In your eagerness to please your consulting clients, it is easy to say "yes" to small requests that are outside of your original agreement. After all, an extra 15 minutes here or there is worth it to keep a client… or is it? Scope management is a key element of managing the client-consultant relationship. Scope creep, meaning unforeseen changes or additions outside of the original scope, can lead to missed deadlines, budget overruns and client dissatisfaction.
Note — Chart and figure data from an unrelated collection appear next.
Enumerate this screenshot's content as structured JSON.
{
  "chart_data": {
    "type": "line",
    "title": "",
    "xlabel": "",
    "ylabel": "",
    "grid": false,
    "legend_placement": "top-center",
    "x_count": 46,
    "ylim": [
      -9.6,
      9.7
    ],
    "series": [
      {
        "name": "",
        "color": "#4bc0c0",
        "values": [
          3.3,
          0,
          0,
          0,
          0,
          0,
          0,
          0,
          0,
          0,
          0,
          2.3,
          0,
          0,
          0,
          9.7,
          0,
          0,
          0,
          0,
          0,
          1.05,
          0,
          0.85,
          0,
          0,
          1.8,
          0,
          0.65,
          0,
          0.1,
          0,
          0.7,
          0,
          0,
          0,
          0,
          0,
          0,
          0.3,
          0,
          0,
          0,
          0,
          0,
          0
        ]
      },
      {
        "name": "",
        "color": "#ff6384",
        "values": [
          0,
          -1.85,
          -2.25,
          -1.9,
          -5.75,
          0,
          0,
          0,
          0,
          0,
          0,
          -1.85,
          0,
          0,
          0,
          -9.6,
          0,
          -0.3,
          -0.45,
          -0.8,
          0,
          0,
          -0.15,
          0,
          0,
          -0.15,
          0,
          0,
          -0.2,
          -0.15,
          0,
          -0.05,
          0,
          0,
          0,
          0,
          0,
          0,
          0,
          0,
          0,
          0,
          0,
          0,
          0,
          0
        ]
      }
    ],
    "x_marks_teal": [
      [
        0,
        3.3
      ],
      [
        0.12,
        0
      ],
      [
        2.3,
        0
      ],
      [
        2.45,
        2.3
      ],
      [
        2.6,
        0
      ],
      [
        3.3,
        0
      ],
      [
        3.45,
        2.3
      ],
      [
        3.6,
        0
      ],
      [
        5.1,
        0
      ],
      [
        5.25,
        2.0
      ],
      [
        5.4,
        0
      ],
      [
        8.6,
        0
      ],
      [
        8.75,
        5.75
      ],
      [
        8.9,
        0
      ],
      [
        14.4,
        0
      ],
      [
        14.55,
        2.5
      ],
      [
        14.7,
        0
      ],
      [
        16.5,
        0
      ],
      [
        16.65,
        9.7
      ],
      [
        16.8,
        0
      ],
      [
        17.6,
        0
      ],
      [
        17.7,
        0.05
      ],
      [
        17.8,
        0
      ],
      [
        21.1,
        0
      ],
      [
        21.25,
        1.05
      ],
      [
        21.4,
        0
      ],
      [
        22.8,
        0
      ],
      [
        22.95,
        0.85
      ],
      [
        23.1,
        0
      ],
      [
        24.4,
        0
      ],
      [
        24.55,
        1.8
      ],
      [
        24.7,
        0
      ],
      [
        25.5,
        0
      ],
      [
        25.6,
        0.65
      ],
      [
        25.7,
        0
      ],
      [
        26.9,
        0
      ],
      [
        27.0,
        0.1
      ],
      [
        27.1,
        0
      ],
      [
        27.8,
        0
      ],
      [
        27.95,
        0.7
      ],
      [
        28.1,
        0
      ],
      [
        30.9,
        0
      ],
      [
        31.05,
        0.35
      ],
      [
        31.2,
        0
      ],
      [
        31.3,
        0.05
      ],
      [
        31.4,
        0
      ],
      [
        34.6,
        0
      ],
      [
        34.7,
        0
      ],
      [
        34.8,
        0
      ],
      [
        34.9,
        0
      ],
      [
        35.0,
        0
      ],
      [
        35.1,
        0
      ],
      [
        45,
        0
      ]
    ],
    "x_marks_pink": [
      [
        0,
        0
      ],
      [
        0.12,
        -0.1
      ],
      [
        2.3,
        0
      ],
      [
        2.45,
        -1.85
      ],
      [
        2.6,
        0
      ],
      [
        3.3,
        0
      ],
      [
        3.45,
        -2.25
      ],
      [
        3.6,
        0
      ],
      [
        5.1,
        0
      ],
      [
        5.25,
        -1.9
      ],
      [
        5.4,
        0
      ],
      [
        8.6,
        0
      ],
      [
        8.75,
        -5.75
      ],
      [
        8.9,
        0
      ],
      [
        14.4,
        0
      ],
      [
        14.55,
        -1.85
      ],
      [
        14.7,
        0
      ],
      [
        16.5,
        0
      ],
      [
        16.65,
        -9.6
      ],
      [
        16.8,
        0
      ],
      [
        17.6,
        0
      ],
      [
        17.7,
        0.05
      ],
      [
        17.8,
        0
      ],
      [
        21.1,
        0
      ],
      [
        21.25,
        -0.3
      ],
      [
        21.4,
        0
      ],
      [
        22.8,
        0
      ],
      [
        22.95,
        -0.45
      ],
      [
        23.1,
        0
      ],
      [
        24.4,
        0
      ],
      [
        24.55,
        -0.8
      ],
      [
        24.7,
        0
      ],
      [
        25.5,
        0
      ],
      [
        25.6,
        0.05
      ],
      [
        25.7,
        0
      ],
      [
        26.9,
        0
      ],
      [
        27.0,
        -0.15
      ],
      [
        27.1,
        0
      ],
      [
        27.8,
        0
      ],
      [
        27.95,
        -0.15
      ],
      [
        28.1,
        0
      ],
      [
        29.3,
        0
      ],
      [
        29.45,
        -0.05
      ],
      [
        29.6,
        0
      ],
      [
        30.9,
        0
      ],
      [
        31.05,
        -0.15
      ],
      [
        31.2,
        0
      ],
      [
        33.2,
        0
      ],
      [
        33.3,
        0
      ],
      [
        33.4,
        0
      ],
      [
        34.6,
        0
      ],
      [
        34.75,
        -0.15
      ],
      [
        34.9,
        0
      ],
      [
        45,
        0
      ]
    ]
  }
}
Warning Signs of Scope Creep:
- Project is vision-oriented but without clearly defined, measurable tasks and/or deliverables
- The project does not have a clear business case
- Lack of strong executive support
- Stakeholders are not involved or supporting the project
- Internal project manager lacks experience dealing with size and/or complexity of project
- Actual work takes longer or is more complex than initially identified
- Issues are not being resolved or require a project change in order to close
While not an exhaustive list, all of the above can lead to scope creep. The success of a project requires not only your expertise, but an alignment with the organization's business objectives and experienced internal supporters who have organization and communication skills to ensure success.
6 Simple Tips for Scope Management
- Lay a strong foundation. It will be much easier to identify and manage scope creep if you start with a well-defined project scope. Before you document the project scope, be rigorous in gathering requirements and interviewing stakeholders.
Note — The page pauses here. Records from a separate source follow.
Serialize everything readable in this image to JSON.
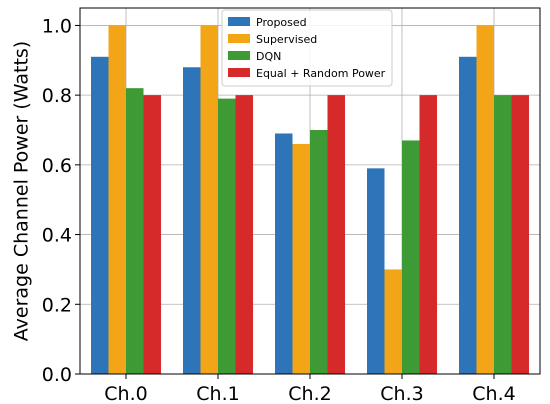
{
  "chart_data": {
    "type": "bar",
    "title": "",
    "xlabel": "",
    "ylabel": "Average Channel Power (Watts)",
    "categories": [
      "Ch.0",
      "Ch.1",
      "Ch.2",
      "Ch.3",
      "Ch.4"
    ],
    "series": [
      {
        "name": "Proposed",
        "color": "#2e74b8",
        "values": [
          0.91,
          0.88,
          0.69,
          0.59,
          0.91
        ]
      },
      {
        "name": "Supervised",
        "color": "#f2a516",
        "values": [
          1.0,
          1.0,
          0.66,
          0.3,
          1.0
        ]
      },
      {
        "name": "DQN",
        "color": "#3d9a35",
        "values": [
          0.82,
          0.79,
          0.7,
          0.67,
          0.8
        ]
      },
      {
        "name": "Equal + Random Power",
        "color": "#d62a2a",
        "values": [
          0.8,
          0.8,
          0.8,
          0.8,
          0.8
        ]
      }
    ],
    "ylim": [
      0,
      1.05
    ],
    "yticks": [
      "0.0",
      "0.2",
      "0.4",
      "0.6",
      "0.8",
      "1.0"
    ],
    "grid": true,
    "legend_position": "top-right"
  }
}
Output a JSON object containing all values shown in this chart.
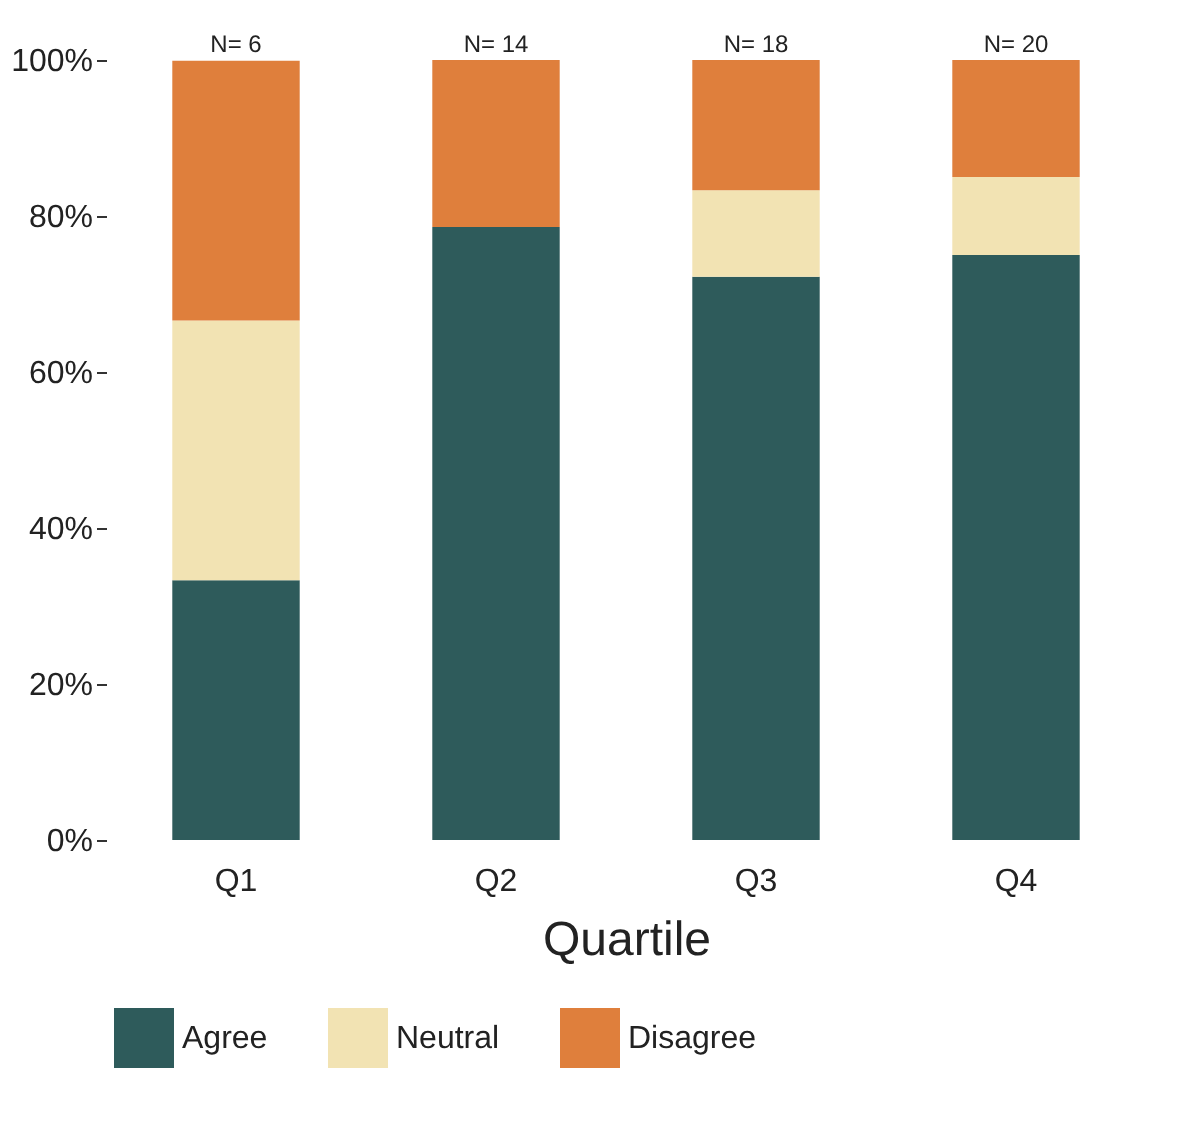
{
  "chart_data": {
    "type": "bar",
    "stacked": true,
    "xlabel": "Quartile",
    "categories": [
      "Q1",
      "Q2",
      "Q3",
      "Q4"
    ],
    "series": [
      {
        "name": "Agree",
        "color": "#2e5b5b",
        "values": [
          33.3,
          78.6,
          72.2,
          75
        ]
      },
      {
        "name": "Neutral",
        "color": "#f2e3b3",
        "values": [
          33.3,
          0,
          11.1,
          10
        ]
      },
      {
        "name": "Disagree",
        "color": "#df7f3c",
        "values": [
          33.3,
          21.4,
          16.7,
          15
        ]
      }
    ],
    "ylim": [
      0,
      100
    ],
    "yticks": [
      {
        "value": 0,
        "label": "0%"
      },
      {
        "value": 20,
        "label": "20%"
      },
      {
        "value": 40,
        "label": "40%"
      },
      {
        "value": 60,
        "label": "60%"
      },
      {
        "value": 80,
        "label": "80%"
      },
      {
        "value": 100,
        "label": "100%"
      }
    ],
    "annotations": [
      {
        "text": "N= 6",
        "x": "Q1",
        "y": 100
      },
      {
        "text": "N= 14",
        "x": "Q2",
        "y": 100
      },
      {
        "text": "N= 18",
        "x": "Q3",
        "y": 100
      },
      {
        "text": "N= 20",
        "x": "Q4",
        "y": 100
      }
    ],
    "grid": false,
    "legend": "bottom"
  }
}
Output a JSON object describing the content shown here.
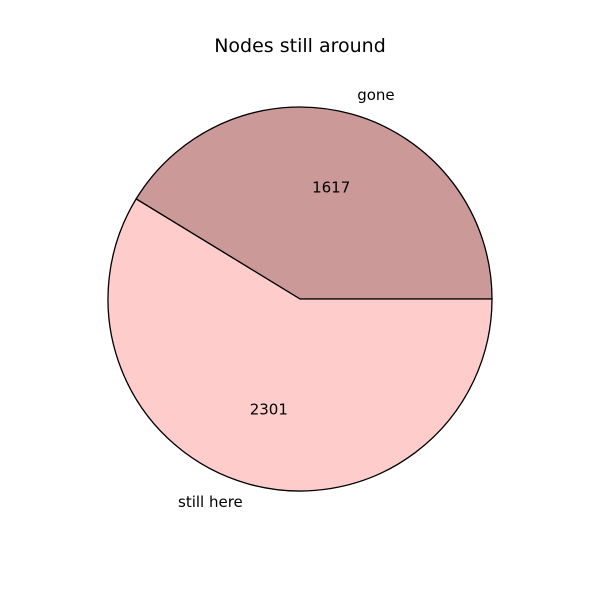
{
  "chart_data": {
    "type": "pie",
    "title": "Nodes still around",
    "slices": [
      {
        "label": "gone",
        "value": 1617,
        "color": "#cc9999"
      },
      {
        "label": "still here",
        "value": 2301,
        "color": "#ffcccc"
      }
    ],
    "start_angle_deg": 0,
    "direction": "counterclockwise",
    "value_labels": true,
    "edge_color": "#000000"
  }
}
- Set clear and measureable objectives. Your project plan should clearly articulate the work that will be done with milestones and metrics.
- Communicate the impact of scope creep. Ultimately, you are the project manager and it is important that you are able to clearly articulate how any project changes will impact the overall quality and performance of the original project. As the expert, say "no" to any changes that will have a negative impact or will not add value. You may even discuss saving changes until the project is near completion and have a plan for a follow-on project to tackle those items.
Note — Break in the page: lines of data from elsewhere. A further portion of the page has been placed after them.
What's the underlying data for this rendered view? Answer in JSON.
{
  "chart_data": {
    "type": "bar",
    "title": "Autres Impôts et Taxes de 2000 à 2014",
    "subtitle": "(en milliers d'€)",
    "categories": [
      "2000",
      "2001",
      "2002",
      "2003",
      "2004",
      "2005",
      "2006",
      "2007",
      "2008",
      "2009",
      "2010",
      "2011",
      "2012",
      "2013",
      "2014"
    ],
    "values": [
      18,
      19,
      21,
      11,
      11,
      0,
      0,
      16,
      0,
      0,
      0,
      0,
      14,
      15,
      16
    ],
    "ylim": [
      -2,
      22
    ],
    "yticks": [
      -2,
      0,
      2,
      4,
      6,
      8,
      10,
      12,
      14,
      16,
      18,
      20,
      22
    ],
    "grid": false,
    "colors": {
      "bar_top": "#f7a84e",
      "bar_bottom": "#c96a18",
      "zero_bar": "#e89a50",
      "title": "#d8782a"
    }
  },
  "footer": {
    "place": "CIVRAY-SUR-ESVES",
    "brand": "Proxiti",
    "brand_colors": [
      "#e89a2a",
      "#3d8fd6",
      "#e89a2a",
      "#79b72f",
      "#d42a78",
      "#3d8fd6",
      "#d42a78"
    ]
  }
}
- Prepare for success. A project kick-off meeting will help you to set the stage for success. Establish roles and accountability for all stakeholders, and define a process for regular check-ins to keep the project on track.
- Life happens. Things rarely go exactly according to plan, so it is important to have a change control process in place. This may include having a change sign off process and addressing compensation for extra tasks or time.
- Examine your bill rate. Scope creep can have a dramatic impact on your earnings. A little here and a little there can significantly reduce your bill rate. One way to manage scope creep is to ensure that your bill rate covers not only cost, but the value that you deliver to your clients. Use our bill rate calculator if you're not sure how to deterimine your ideal rate.
One final thought...
Prevention is the best cure for scope creep. Taking the extra time to gather requirements can help you understand and develop a well-defined project management scope that minimizes scope creep. You will also be better prepared to identify the signs of scope creep and proactively manage it.